- Born: 1967 (age 58–59) Burnie, Tasmania, Australia
- Occupation: Playwright
- Writing career
- Notable work: Beautiful Words

= Sean Riley (playwright) =

Australian writer

Sean Riley is an Australian playwright.

==Early life==
Riley was born in 1967 in Burnie, Tasmania.

==Works==
In December 1991 he directed a production of his own play, Eat Me, for Unley Youth Theatre.

Beautiful Words was a commissioned work written over a four-year period from 2001, leading to a full production in Adelaide in May 2006. It is described as "an inter-related trilogy of plays which explores the refugee experience through the eyes of three separate children". Their stories of survival, span different times and places: Auschwitz, Afghanistan, and Australia. The first of these, Zugang was first performed as a play reading in October 2002 at Majestic Cinemas in New South Wales. It was again performed in February 2016 by SAYarts at the Goodwood Institute in Adelaide.

His play The Angel & the Red Priest was performed as part of the 2008 Adelaide Festival of Arts.

His work Warren was the last production due to be performed by Urban Myth Theatre Company (the renamed Unley Youth Theatre) in 2014, and when the company was dissolved, Riley was one of the co-founders of a new theatre collective, SAYarts, along with Urban Myth general manager Bec Pannell and others.

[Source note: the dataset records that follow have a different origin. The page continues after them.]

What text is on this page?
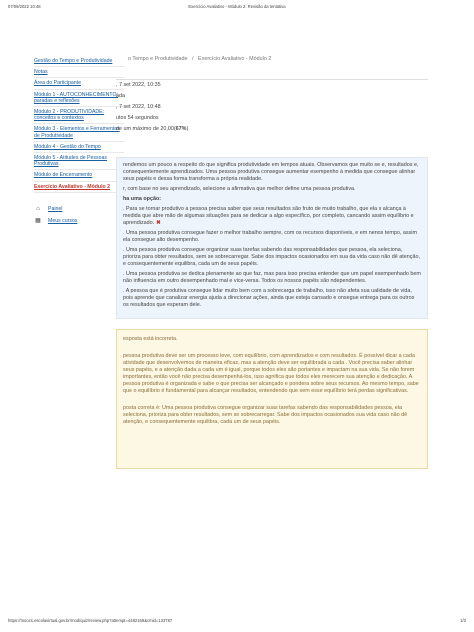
07/09/2022 10:48	Exercício Avaliativo - Módulo 2: Revisão da tentativa
Gestão do Tempo e Produtividade
Notas
Área do Participante
Módulo 1 - AUTOCONHECIMENTO: paradas e reflexões
Módulo 2 - PRODUTIVIDADE: conceitos e contextos
Módulo 3 - Elementos e Ferramentas de Produtividade
Módulo 4 - Gestão do Tempo
Módulo 5 - Atitudes de Pessoas Produtivas
Módulo de Encerramento
Exercício Avaliativo - Módulo 2
⌂	Painel
▦ Meus cursos
o Tempo e Produtividade / Exercício Avaliativo - Módulo 2
, 7 set 2022, 10:35
ada
, 7 set 2022, 10:48
utos 54 segundos
de um máximo de 20,00(67%)

rendemos um pouco a respeito do que significa produtividade em tempos atuais. Observamos que muito se e, resultados e, consequentemente aprendizados. Uma pessoa produtiva consegue aumentar esempenho à medida que consegue alinhar seus papéis e dessa forma transforma a própria realidade.

r, com base no seu aprendizado, selecione a afirmativa que melhor define uma pessoa produtiva.

ha uma opção:

. Para se tornar produtivo a pessoa precisa saber que seus resultados são fruto de muito trabalho, que ela s alcança à medida que abre mão de algumas situações para se dedicar a algo específico, por completo, cancando assim equilíbrio e aprendizado. ✖

. Uma pessoa produtiva consegue fazer o melhor trabalho sempre, com os recursos disponíveis, e em nenos tempo, assim ela consegue alto desempenho.

. Uma pessoa produtiva consegue organizar suas tarefas sabendo das responsabilidades que pessoa, ela seleciona, prioriza para obter resultados, sem se sobrecarregar. Sabe dos impactos ocasionados em sua da vida caso não dê atenção, e consequentemente equilibra, cada um de seus papéis.

. Uma pessoa produtiva se dedica plenamente ao que faz, mas para isso precisa entender que um papel esempenhado bem não influencia em outro desempenhado mal e vice-versa. Todos os nossos papéis são ndependentes.

. A pessoa que é produtiva consegue lidar muito bem com a sobrecarga de trabalho, isso não afeta sua ualidade de vida, pois aprende que canalizar energia ajuda a direcionar ações, ainda que esteja cansado e onsegue entrega para os outros os resultados que esperam dele.

esposta está incorreta.

pessoa produtiva deve ser um processo leve, com equilíbrio, com aprendizados e com resultados. É possível dicar a cada atividade que desenvolvemos de maneira eficaz, mas a atenção deve ser equilibrada a cada . Você precisa saber alinhar seus papéis, e a atenção dada a cada um é igual, porque todos eles são portantes e impactam na sua vida. Se não forem importantes, então você não precisa desempenhá-los, isso agnifica que todos eles merecem sua atenção e dedicação. A pessoa produtiva é organizada e sabe o que precisa ser alcançado e pondera sobre seus recursos. Ao mesmo tempo, sabe que o equilíbrio é fundamental para alcançar resultados, entendendo que sem esse equilíbrio terá perdas significativas.

posta correta é: Uma pessoa produtiva consegue organizar suas tarefas sabendo das responsabilidades pessoa, ela seleciona, prioriza para obter resultados, sem se sobrecarregar. Sabe dos impactos ocasionados sua vida caso não dê atenção, e consequentemente equilibra, cada um de seus papéis.

https://moocs.escolavirtual.gov.br/mod/quiz/review.php?attempt=4482169&cmid=133787	1/3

SAYarts has staged performances in DreamBIG, AGSA Neo, WOMADelaide, as well as presenting several original shows each year.

Other plays written by Riley include The Sad Ballad of Penny Dreadful (presented by Windmill Performing Arts in January 2006), My Sister Violet (presented by the Urban Myth Theatre of Youth in 2005), The Last Acre (2003), and The Time of Ashes (2001).